Recovery is One Thing, Jobs are Another
12:00 AM, Feb 5, 2011 • By IRWIN M. STELZER
If Barack Obama were looking for a further boost in his popularity from the new jobs data, he'd be disappointed. Yes, the unemployment rate dropped from 9.4 percent in December to 9.0 percent last month, in part due to a decline in the labor force participation rate to the lowest level since March 1984, and in part due to a statistical glitch that the Labor Department says makes the December 2010 and January 2011 non-comparable. But a somewhat different and more closely watched survey shows that the economy added only a paltry 36,000 jobs in January, a gain of 50,000 in the private sector offset by a decline of 14,000 in the public sector.

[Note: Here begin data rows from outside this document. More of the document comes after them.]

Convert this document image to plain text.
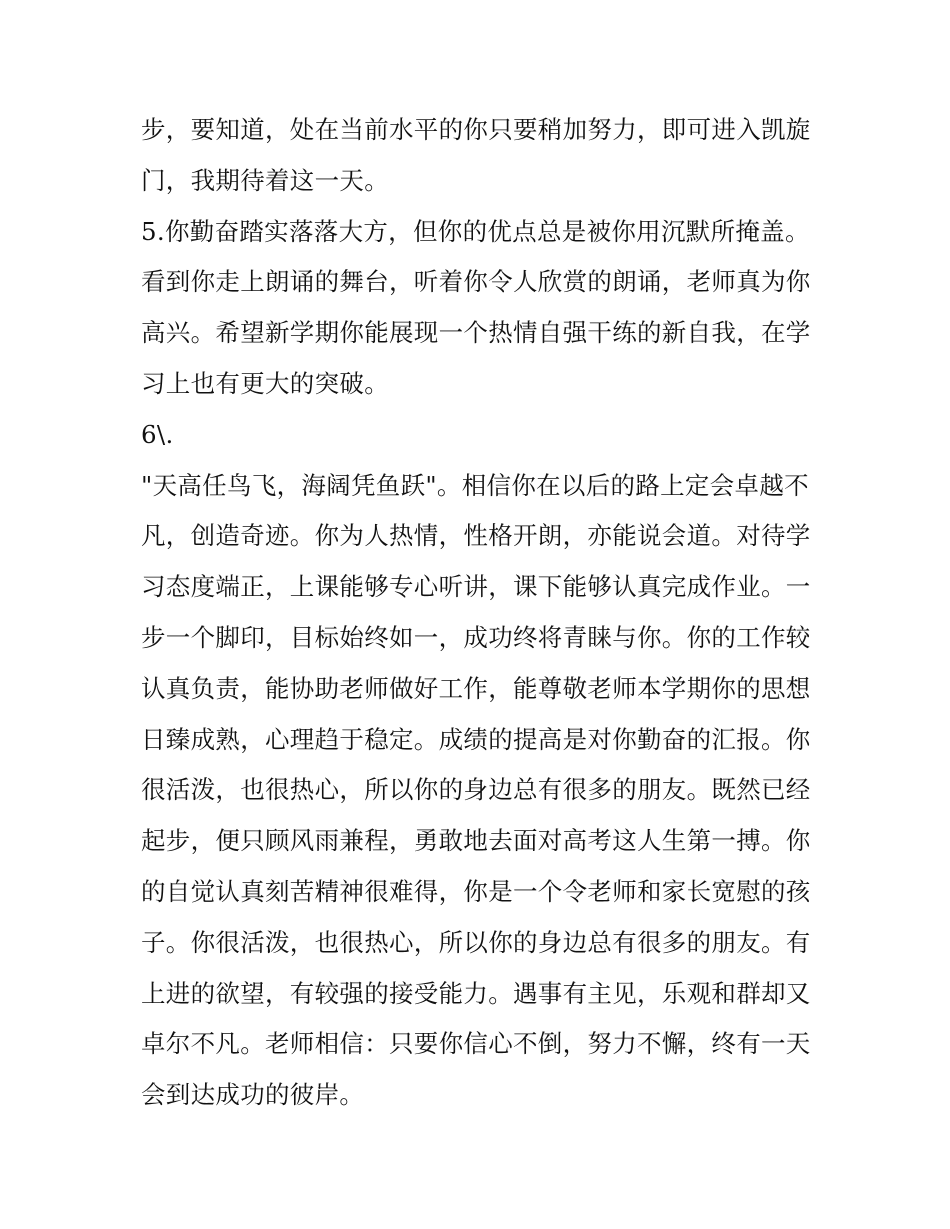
步，要知道，处在当前水平的你只要稍加努力，即可进入凯旋
门，我期待着这一天。
5.你勤奋踏实落落大方，但你的优点总是被你用沉默所掩盖。
看到你走上朗诵的舞台，听着你令人欣赏的朗诵，老师真为你
高兴。希望新学期你能展现一个热情自强干练的新自我，在学
习上也有更大的突破。
6\.
"天高任鸟飞，海阔凭鱼跃"。相信你在以后的路上定会卓越不
凡，创造奇迹。你为人热情，性格开朗，亦能说会道。对待学
习态度端正，上课能够专心听讲，课下能够认真完成作业。一
步一个脚印，目标始终如一，成功终将青睐与你。你的工作较
认真负责，能协助老师做好工作，能尊敬老师本学期你的思想
日臻成熟，心理趋于稳定。成绩的提高是对你勤奋的汇报。你
很活泼，也很热心，所以你的身边总有很多的朋友。既然已经
起步，便只顾风雨兼程，勇敢地去面对高考这人生第一搏。你
的自觉认真刻苦精神很难得，你是一个令老师和家长宽慰的孩
子。你很活泼，也很热心，所以你的身边总有很多的朋友。有
上进的欲望，有较强的接受能力。遇事有主见，乐观和群却又
卓尔不凡。老师相信：只要你信心不倒，努力不懈，终有一天
会到达成功的彼岸。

Some say the severe weather accounted for the loss of 32,000 construction jobs; others say that the hiring of snow-removal workers inflated the weak jobs figures. Some say the data don’t reflect the growth in self-employment. Some point to purchasing managers’ surveys that show that businesses are hiring. The phrase whistling in the graveyard leaps to mind. Or, better still, jobless recovery.
However you want to characterize these dismal data, unemployment remains “stubbornly above” the level that Federal Reserve Board chairman Ben Bernanke says he finds acceptable -- so he will continue to buy government bonds and print money to pay for them. The recovery is neither robust enough, nor creating enough jobs, to satisfy him.
But there is a recovery. Business spending on technology is rising rapidly, driving up the profits of companies such as IBM, EMC, Xerox and SAP. Indeed, the overall level of corporate profits was best described by one analyst in a single word: “surging.” Manufacturing activity is at its highest level since 2004. Most banks have eased the terms on which they will make business loans. Sales at a sample of large retailers rose 4.2 percent in January, exceeding the 3.3 percent growth rate last January, despite terrible weather. And sales of new vehicles rose by 17 percent in January from the preceding month.
So far, so good. Then we run into the economists’ ever-present “on the other hand.” The growth in retail sales was chalked up in good part because of heavy discounting, which means that profit growth will lag sales growth. And with costs rising for apparel and almost everything else retailers stock, profits will be squeezed further if consumers retain their now-ingrained habit of waiting for store-wide sales.
Neither is the 17 percent jump in January auto sales all it seems. With the exception of 2009, this was the worst January sales level since 1993. The size of the monthly increase was due to miserable sales in December. With gasoline prices headed up, auto dealers are not expecting a boom year. And if a new regime in Egypt threatens closure of the Suez Canal, oil prices will almost certainly start to hit triple digits with some regularity, driving gasoline prices up further, and auto sales down.
Nor does one have to be a spoilsport to point out that the recovery is under threat from the continued inability of politicians to devise some combination of tax increases and spending cuts that will rein in the deficit, hovering around 10 percent of GDP. Indeed, Bernanke is warning that if the Republicans refuse to agree to an increase in the debt ceiling, due to be reached within the next few months, and the government cannot pay its bills, bond markets will be roiled and interest rates will soar. The state of play at the moment is that the Republicans will support an increase in the ceiling only if the Democrats agree to spending cuts, which the president says he will not do – and adds that his position is “non-negotiable”.
Add two other bits of gloom. Bernanke’s determination to continue printing money means that when QE2 comes to its scheduled end in a few months the Fed will hold some $1.6 trillion of Treasury securities, close to as large a pile of U.S. IOUs as China ($896 billion) and Japan ($877 billion) combined. Bernanke feels that the bond-buying, money-printing QE2 program has been effective in raising share prices, which in turn creates the wealth effect – consumers are and feel richer, and so are more willing to unzip their wallets and purses. So he is likely to extend it by at least several months.
That raises an interesting question for policy makers: would they prefer that we be indebted to China, or that the Fed continue to add to the money supply by persisting in its policy of quantitative easing (QE2)? Those are the choices unless the politicians agree on a deficit-reduction program.